About this blog: Docker


In this blog, you will find plenty of articles where I use docker, even for simple tasks that you could easily do by installing software with your package manager. This way of doing things might seem a little overkill, but there is a reason behind it: I wanted to push myself to use docker as much as possible, and it worked quite well for me. If you want the longer version, you can continue reading.

Starting with docker

A few years ago, around 2017, I started to get serious about docker. After attending a talk from Laura Morillo at the Madrid ruby users group, I decided to stop reading about docker and start using it.

Laura gave a talk that really inspired me and pushed me to get my hands dirty. I remember dockerizing one the projects I was working on at the time. It was during the weekend following the talk and it was so much fun!!.

This was in 2017. Fast forward to the second half of 2019, and I had:

  • dockerized the development environments of all the projects I was working at
  • ockerized the production environments of two of those projects
  • On top of that, I was confident enough to start giving docker courses (you can find the slides here)

The big decision: to use docker as much as possible

How did I do it? The first step was to stop using homebrew. Don’t get me wrong, I think that homebrew is a great tool and it really makes our life easier when using OS X. But I wanted to force myself to use docker, to understand it. That’s why I decided to remove all the packages I had installed with homebrew and start with a clean installation. This is the list of brew packages that I have installed now in my development box:

 % brew list
ack		gdbm		libidn2		pcre2		telnet
bash-completion	gettext		libunistring	[email protected]	unrar
bvi		git		ncurses		readline	vagrant-completion
dos2unix	git-lfs		nvm		sqlite		wget
ext4fuse	htop		[email protected]	sshpass		xz

Just 25 packages. From that list, only git, ansible, and python are relevant. No ruby or node.js. No trace of any of the databases that I use in my projects like PostgresQL, MySQL, Elasticsearch, Monogodb, Redis…
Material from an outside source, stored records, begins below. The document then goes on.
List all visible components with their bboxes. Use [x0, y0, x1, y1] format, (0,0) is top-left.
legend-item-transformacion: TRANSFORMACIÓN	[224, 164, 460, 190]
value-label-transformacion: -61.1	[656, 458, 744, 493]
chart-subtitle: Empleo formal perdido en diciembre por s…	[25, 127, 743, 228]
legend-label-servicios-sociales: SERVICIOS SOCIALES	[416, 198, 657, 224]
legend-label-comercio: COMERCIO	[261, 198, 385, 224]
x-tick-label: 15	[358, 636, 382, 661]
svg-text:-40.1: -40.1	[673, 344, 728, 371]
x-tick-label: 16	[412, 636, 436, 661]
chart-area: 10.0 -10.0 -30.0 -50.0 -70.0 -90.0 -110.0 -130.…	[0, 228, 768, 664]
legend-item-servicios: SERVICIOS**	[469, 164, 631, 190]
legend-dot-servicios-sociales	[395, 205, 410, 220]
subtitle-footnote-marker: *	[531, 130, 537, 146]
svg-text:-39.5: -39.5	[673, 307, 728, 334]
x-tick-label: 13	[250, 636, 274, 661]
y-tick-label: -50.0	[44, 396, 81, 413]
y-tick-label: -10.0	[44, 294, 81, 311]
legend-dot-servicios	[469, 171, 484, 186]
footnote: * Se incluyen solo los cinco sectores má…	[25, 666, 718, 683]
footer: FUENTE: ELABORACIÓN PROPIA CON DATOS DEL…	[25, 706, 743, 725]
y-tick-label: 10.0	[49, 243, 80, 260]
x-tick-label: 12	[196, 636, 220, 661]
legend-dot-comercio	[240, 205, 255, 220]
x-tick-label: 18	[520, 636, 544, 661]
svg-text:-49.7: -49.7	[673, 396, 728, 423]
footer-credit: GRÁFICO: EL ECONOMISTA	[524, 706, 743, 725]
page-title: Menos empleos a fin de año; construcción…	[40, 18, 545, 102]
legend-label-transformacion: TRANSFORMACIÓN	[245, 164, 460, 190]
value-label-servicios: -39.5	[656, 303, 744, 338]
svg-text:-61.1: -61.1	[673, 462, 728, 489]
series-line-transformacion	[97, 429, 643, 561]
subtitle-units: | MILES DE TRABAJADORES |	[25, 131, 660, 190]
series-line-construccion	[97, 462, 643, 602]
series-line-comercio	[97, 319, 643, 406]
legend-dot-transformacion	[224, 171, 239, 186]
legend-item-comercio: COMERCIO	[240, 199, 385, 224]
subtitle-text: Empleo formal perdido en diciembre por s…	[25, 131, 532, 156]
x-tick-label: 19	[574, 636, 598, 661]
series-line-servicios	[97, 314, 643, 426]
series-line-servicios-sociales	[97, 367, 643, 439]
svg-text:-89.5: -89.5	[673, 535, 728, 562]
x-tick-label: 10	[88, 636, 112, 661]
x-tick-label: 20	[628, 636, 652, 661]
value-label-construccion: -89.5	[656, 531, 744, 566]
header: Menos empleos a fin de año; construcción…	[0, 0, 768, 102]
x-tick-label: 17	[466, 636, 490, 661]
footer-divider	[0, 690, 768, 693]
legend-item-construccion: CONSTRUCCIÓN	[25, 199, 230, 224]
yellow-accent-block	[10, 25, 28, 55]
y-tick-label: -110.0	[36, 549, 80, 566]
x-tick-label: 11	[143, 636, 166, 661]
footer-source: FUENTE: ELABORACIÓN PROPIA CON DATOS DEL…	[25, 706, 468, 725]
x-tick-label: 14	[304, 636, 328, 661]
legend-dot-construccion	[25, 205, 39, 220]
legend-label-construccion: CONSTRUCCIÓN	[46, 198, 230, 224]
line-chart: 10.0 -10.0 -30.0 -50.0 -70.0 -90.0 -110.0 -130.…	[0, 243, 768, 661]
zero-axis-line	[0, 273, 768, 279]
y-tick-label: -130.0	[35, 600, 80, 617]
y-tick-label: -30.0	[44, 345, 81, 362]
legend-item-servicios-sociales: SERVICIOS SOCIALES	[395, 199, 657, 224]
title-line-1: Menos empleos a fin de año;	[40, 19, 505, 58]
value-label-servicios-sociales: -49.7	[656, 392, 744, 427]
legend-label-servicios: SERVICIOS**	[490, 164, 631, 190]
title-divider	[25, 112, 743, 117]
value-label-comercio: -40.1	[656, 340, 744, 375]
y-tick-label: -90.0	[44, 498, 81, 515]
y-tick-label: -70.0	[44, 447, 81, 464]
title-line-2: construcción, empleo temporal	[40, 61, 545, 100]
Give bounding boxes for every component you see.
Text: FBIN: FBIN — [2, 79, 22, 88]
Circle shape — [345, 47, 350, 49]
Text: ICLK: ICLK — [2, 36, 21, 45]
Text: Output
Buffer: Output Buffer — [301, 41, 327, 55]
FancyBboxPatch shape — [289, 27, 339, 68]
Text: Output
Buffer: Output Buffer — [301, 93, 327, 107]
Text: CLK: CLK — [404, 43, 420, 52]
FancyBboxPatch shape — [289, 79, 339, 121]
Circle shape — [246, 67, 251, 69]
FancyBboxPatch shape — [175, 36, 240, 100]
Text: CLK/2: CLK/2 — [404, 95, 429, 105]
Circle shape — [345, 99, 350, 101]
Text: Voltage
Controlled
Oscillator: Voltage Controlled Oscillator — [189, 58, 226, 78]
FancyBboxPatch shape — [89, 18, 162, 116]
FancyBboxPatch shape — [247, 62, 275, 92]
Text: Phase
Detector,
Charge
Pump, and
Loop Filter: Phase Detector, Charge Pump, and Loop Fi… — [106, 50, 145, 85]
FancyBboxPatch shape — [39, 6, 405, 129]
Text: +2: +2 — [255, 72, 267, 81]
If I need to do something that requires a database, I used docker. I needed to learn groovy to write those badass Jenkins pipelines… it’s fine as long as I do it inside a container. Want to have a local instance of Jenkins? Ok, but run it with docker-compose. This blog is written using Jekyll inside a docker container. I forced myself to use docker for almost everything that I wanted to do.

There were times when it was too complicated, though. I remember I got stuck with ansible and the Google Cloud Console and things were taking too much time. Other times I didn’t have enough knowledge of the stack to make it work in a container. In those few cases, I went back to homebrew or virtual machines with Vagrant.

This way of pushing things was a good decision. Just trying to use a new technology inside docker made me stop and ask myself a lot of questions like how that technology worked or how I should persist data. Questions about file permissions, networking, credentials, security, and a plethora of other things that you don’t think about when you use homebrew or apt.

In this blog you will see a lot of posts in which I use docker. You will see long docker commands instead of simple shell commands that you can install with homebrew or apt. Now you know the reason.


Remove all my homebrew packages and force myself to use docker even for simple things it might seem a rather extreme way of getting to learn docker. However, it helped me a lot to understand all that “docker black magic”. Volumes, persistence, secrets, images, layers, caching… everything started to make sense once I decided to not take shortcuts and face all those new concepts almost daily.

This is not the first time I’ve done something like this. It’s a way of doing things that works very well for me. In 1998 I discovered Unix while starting to do some research work at my university. I used one of those Alpha workstations and I fell in love with the operating system. I decided that the best way to learn Unix was to use it, so I reformatted my home computer and replaced Windows98 with RedHat 3. But that story is worth another post.